E não foi que deu certo!!!
Posso ainda hoje, vê-la à beira do fogão, preparando os mais saborosos almoços, cuidadosamente, picando os legumes para a sopinha de entulho (era assim que ela chamava), que ele gostava de comer a noite ou os deliciosos caldo verdes com linguiça defumada, também impossível esquecer do pão francês recheado com bife à milanesa, que pelo menos uma vez por semana ela impunha como variante e que todos nós, comíamos e lambíamos os beiços de satisfação, sempre sentados à mesa, primorosamente, posta.
Sempre cheirosa, com seus vestidos rodados de cintura marcada, a morena faceira, fazia questão de servir os pratos de sua família e de cuidar pessoalmente, dos ternos de linho, sempre impecáveis que meu pai trajava.
Meus vestidos, ela mesma confeccionava, bordava, fazendo de mim, por todo tempo sua bonequinha, mas era ao meu irmão, que ela não poupava paparicos e elogios e eu, morria de ciúmes.

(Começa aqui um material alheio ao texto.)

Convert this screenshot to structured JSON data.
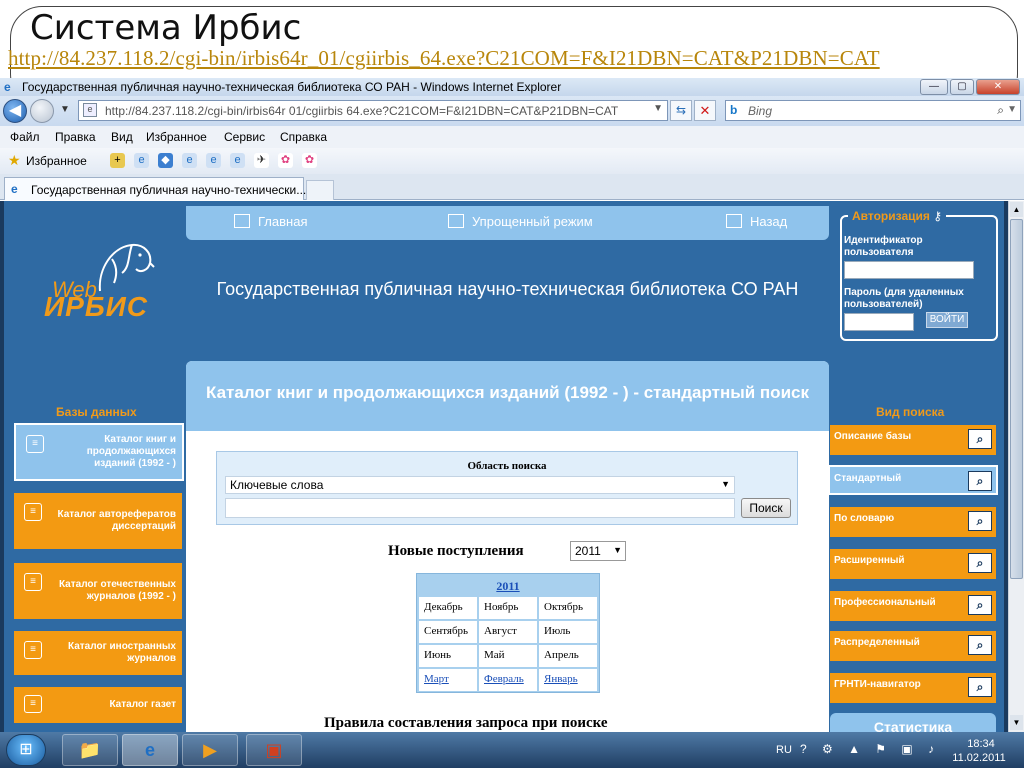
{
  "slide": {
    "title": "Система Ирбис",
    "url": "http://84.237.118.2/cgi-bin/irbis64r_01/cgiirbis_64.exe?C21COM=F&I21DBN=CAT&P21DBN=CAT"
  },
  "window": {
    "title": "Государственная публичная научно-техническая библиотека СО РАН - Windows Internet Explorer",
    "minimize": "—",
    "maximize": "▢",
    "close": "✕"
  },
  "address": {
    "url": "http://84.237.118.2/cgi-bin/irbis64r 01/cgiirbis 64.exe?C21COM=F&I21DBN=CAT&P21DBN=CAT",
    "search_placeholder": "Bing"
  },
  "menu": [
    "Файл",
    "Правка",
    "Вид",
    "Избранное",
    "Сервис",
    "Справка"
  ],
  "favorites": {
    "label": "Избранное"
  },
  "tab": {
    "title": "Государственная публичная научно-технически..."
  },
  "page": {
    "nav": {
      "home": "Главная",
      "simple": "Упрощенный режим",
      "back": "Назад"
    },
    "logo": {
      "web": "Web",
      "irbis": "ИРБИС"
    },
    "library_title": "Государственная публичная научно-техническая библиотека СО РАН",
    "auth": {
      "legend": "Авторизация",
      "id_label": "Идентификатор пользователя",
      "pass_label": "Пароль (для удаленных пользователей)",
      "button": "ВОЙТИ"
    },
    "databases_heading": "Базы данных",
    "search_type_heading": "Вид поиска",
    "databases": [
      "Каталог книг и продолжающихся изданий (1992 - )",
      "Каталог авторефератов диссертаций",
      "Каталог отечественных журналов (1992 - )",
      "Каталог иностранных журналов",
      "Каталог газет"
    ],
    "search_modes": [
      "Описание базы",
      "Стандартный",
      "По словарю",
      "Расширенный",
      "Профессиональный",
      "Распределенный",
      "ГРНТИ-навигатор"
    ],
    "stats_button": "Статистика",
    "catalog_title": "Каталог книг и продолжающихся изданий (1992 - ) - стандартный поиск",
    "search": {
      "area_label": "Область поиска",
      "area_value": "Ключевые слова",
      "query_value": "",
      "button": "Поиск"
    },
    "new_arrivals": {
      "label": "Новые поступления",
      "year": "2011",
      "calendar_year": "2011",
      "months": [
        [
          "Декабрь",
          "Ноябрь",
          "Октябрь"
        ],
        [
          "Сентябрь",
          "Август",
          "Июль"
        ],
        [
          "Июнь",
          "Май",
          "Апрель"
        ],
        [
          "Март",
          "Февраль",
          "Январь"
        ]
      ]
    },
    "rules_heading": "Правила составления запроса при поиске"
  },
  "taskbar": {
    "lang": "RU",
    "time": "18:34",
    "date": "11.02.2011"
  }
}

Era uma babacona dona de casa dos nos 40/50/60, casada com um belo e garboso machista assumido?
Qual nada...
Dona Hilda, mal o dia amanhecia, já estava na praia, treinando seu nado livre para a bendita competição de final de ano, numa disciplina que desconhecia cansaço e clima e muito menos, o fato de ser um esporte tipicamente masculino.
Suas tardes, eram dedicadas aos passeios pelas calçadas e lojas de Copacabana, desenhando modelitos num pequeno bloco e comprando nas lojas Gebara, os tecidos para então, reproduzi-los, afinal, sua bonequinha tinha que estar sempre impecável, passando horas na loja “Guri”, escolhendo rendinhas, fitinhas e um sem número de variados aviamentos.
Filmes e cinemas eram as suas paixões dos quais, não abria mão, assim como os programas de auditório que frequentava antes do meu nascimento, quando então, a Televisão ganhou sua atenção.
Viajar uma vez por ano, sozinha de avião do Rio de aneiro à São Paulo, só para fazer compras, afim de renovar toalhas e lençóis, japonas e materiais escolares, era seu luxo, pois, era sem dúvidas, uma perdulária, bem disfarçada.
A discreta sensualidade, transcendia nas mais naturais e simples atitudes, nos oportunos silêncios e nos constantes sorrisos...
Ainda me lembro de seus lindos e amendoados olhos negros que meu pai, dizia parecerem duas jabuticabas, brilharem de paixão, quando, sempre safado a surpreendia, apalpando sua bunda, enquanto beijava sua nuca, no que ela reagia, exclamando sorrindo;
Toma jeito, Hilton...
*Exemplificaram que tesão depende do constante carinho emocional e de pele e que liberdade para ser completa, não basta ter asas, precisa-se de responsabilidade, respeito, dedicação e amor por si e pelo tudo mais.